Der eindringliche und zugleich frustrierte Ton, in dem Al-Kashef sprach, machte deutlich: Seit Jahren schon erzählt er in etwa das Gleiche, wenn er Menschen auf die Sicherheitskooperation zwischen seinem Geburtsland und Deutschland beziehungsweise der EU aufmerksam macht. Eine Zusammenarbeit, die einem Pakt mit dem Teufel ähnlich scheint; oder besser einem Pakt zwischen Teufeln.

Nachdem Al-Sisi 2013 durch einen Putsch an die Macht gekommen war, intensivierte sich die gemeinsame Arbeit mit EU-Staaten zur Kontrolle der Migrationsströme, vor allem mit Deutschland. Die Anfänge der Partnerschaft gehen aber bis in die ersten Jahre der EU zurück. 2007 unterzeichnete Italien als erstes europäisches Land ein bilaterales Abkommen mit Ägypten, seit 2008 arbeiteten die beiden Regierungen gemeinsam gegen irreguläre Migration. Als dann 2015 der Druck auf EU-Staaten stieg, mit der erhöhten irregulären Migration aus Syrien und Nordafrika umzugehen, ergriff Al-Sisi seine Chance und sagte: »Ich habe das Militär hinter mir, ich kann euch Sicherheit bieten und den europäischen Albtraum namens Ägypten geschlossen halten, wenn ihr mir Geld und Ressourcen gebt«, so Al-Kashef.

2017 manifestierte sich die europäische Angst vor der Migration auf der EU-Ebene: Ein sogenannter Migrationsdialog wurde gestartet und ein Projekt auf den Weg gebracht, mit dem »Fluchtursachen« bekämpft werden sollten. Die für das Projekt eingeplanten 60 Millionen Euro stammen aus dem EU-Nothilfefond für Afrika, einem 2015 eingerichteten EU-Instrument, dessen Maßnahmen vor allem Migrant*innen auf dem afrikanischen Kontinent von der Flucht nach Europa abhalten sollten.

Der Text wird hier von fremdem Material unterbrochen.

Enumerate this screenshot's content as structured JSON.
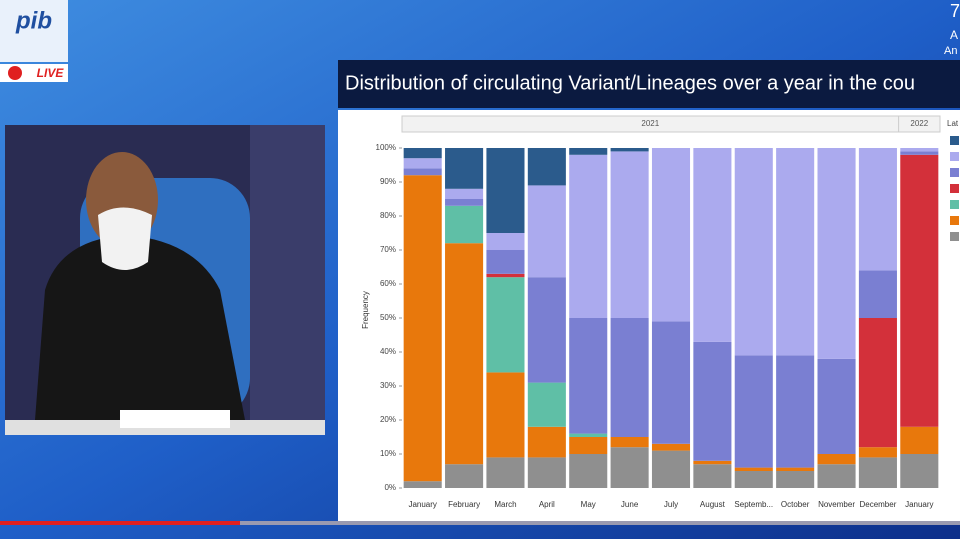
{
  "overlay": {
    "logo": "pib",
    "live": "LIVE",
    "corner_text": [
      "7",
      "A",
      "An"
    ]
  },
  "chart_data": {
    "type": "stacked_bar",
    "title": "Distribution of circulating Variant/Lineages over a year in the cou",
    "y_label": "Frequency",
    "year_labels": [
      "2021",
      "2022"
    ],
    "legend_title": "Lat",
    "categories": [
      "January",
      "February",
      "March",
      "April",
      "May",
      "June",
      "July",
      "August",
      "Septemb...",
      "October",
      "November",
      "December",
      "January"
    ],
    "ylim": [
      0,
      100
    ],
    "yticks": [
      {
        "value": 0,
        "label": "0%"
      },
      {
        "value": 10,
        "label": "10%"
      },
      {
        "value": 20,
        "label": "20%"
      },
      {
        "value": 30,
        "label": "30%"
      },
      {
        "value": 40,
        "label": "40%"
      },
      {
        "value": 50,
        "label": "50%"
      },
      {
        "value": 60,
        "label": "60%"
      },
      {
        "value": 70,
        "label": "70%"
      },
      {
        "value": 80,
        "label": "80%"
      },
      {
        "value": 90,
        "label": "90%"
      },
      {
        "value": 100,
        "label": "100%"
      }
    ],
    "series": [
      {
        "color": "#8f8f8f",
        "values": [
          2,
          7,
          9,
          9,
          10,
          12,
          11,
          7,
          5,
          5,
          7,
          9,
          10
        ]
      },
      {
        "color": "#e8780c",
        "values": [
          90,
          65,
          25,
          9,
          5,
          3,
          2,
          1,
          1,
          1,
          3,
          3,
          8
        ]
      },
      {
        "color": "#5fbfa6",
        "values": [
          0,
          11,
          28,
          13,
          1,
          0,
          0,
          0,
          0,
          0,
          0,
          0,
          0
        ]
      },
      {
        "color": "#d3303a",
        "values": [
          0,
          0,
          1,
          0,
          0,
          0,
          0,
          0,
          0,
          0,
          0,
          38,
          80
        ]
      },
      {
        "color": "#7a7fd2",
        "values": [
          2,
          2,
          7,
          31,
          34,
          35,
          36,
          35,
          33,
          33,
          28,
          14,
          1
        ]
      },
      {
        "color": "#abaaee",
        "values": [
          3,
          3,
          5,
          27,
          48,
          49,
          51,
          57,
          61,
          61,
          62,
          36,
          1
        ]
      },
      {
        "color": "#2b5b8c",
        "values": [
          3,
          12,
          25,
          11,
          2,
          1,
          0,
          0,
          0,
          0,
          0,
          0,
          0
        ]
      }
    ]
  }
}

Im selben Jahr unterzeichnete auch Deutschland ein bilaterales Sicherheitsabkommen mit Ägypten. »Deutschland sendete Ägypten damals Hightech-Geräte, zum Beispiel Scanner für Fingerabdrücke und Reisepässe, um sicherzustellen, dass keine irregulären Migrant*innen durch die Flughäfen kommen«, erklärte Al-Kashef. Ebenfalls Teil des Abkommens war die Ausbildung von »Sicherheitskräften« an der Polizeiakademie in Kairo. 2018 begannen Deutschland und Italien, dort Menschen mit 31 verschiedenen Nationalitäten auszubilden, um Migration nach Europa vorzubeugen. Das wurde zu einem Skandal, erinnert Al-Kashef: »Wie könnt ihr europäische Länder uns etwas von Menschenrechten oder den Prinzipien der modernen Gesellschaft erzählen, wenn ihr mit Mördern kollaboriert?«

Inzwischen prahlt Präsident Al-Sisi regelmäßig damit, dass keine Boote mit Flüchtenden mehr von den ägyptischen Küsten abfahren – tatsächlich ist die Zahl massiv gesunken. Dafür nehmen viele jetzt die noch gefährlichere Route über das Nachbarland Libyen. Regelmäßig verschwinden Flüchtende, werden zum Beispiel von Schleppern in der Wüste ausgesetzt; oft der sichere Tod. Auch unter denen, die es an die libysche Küste und dann etwa nach Italien schaffen, stammt ein Großteil aus Ägypten.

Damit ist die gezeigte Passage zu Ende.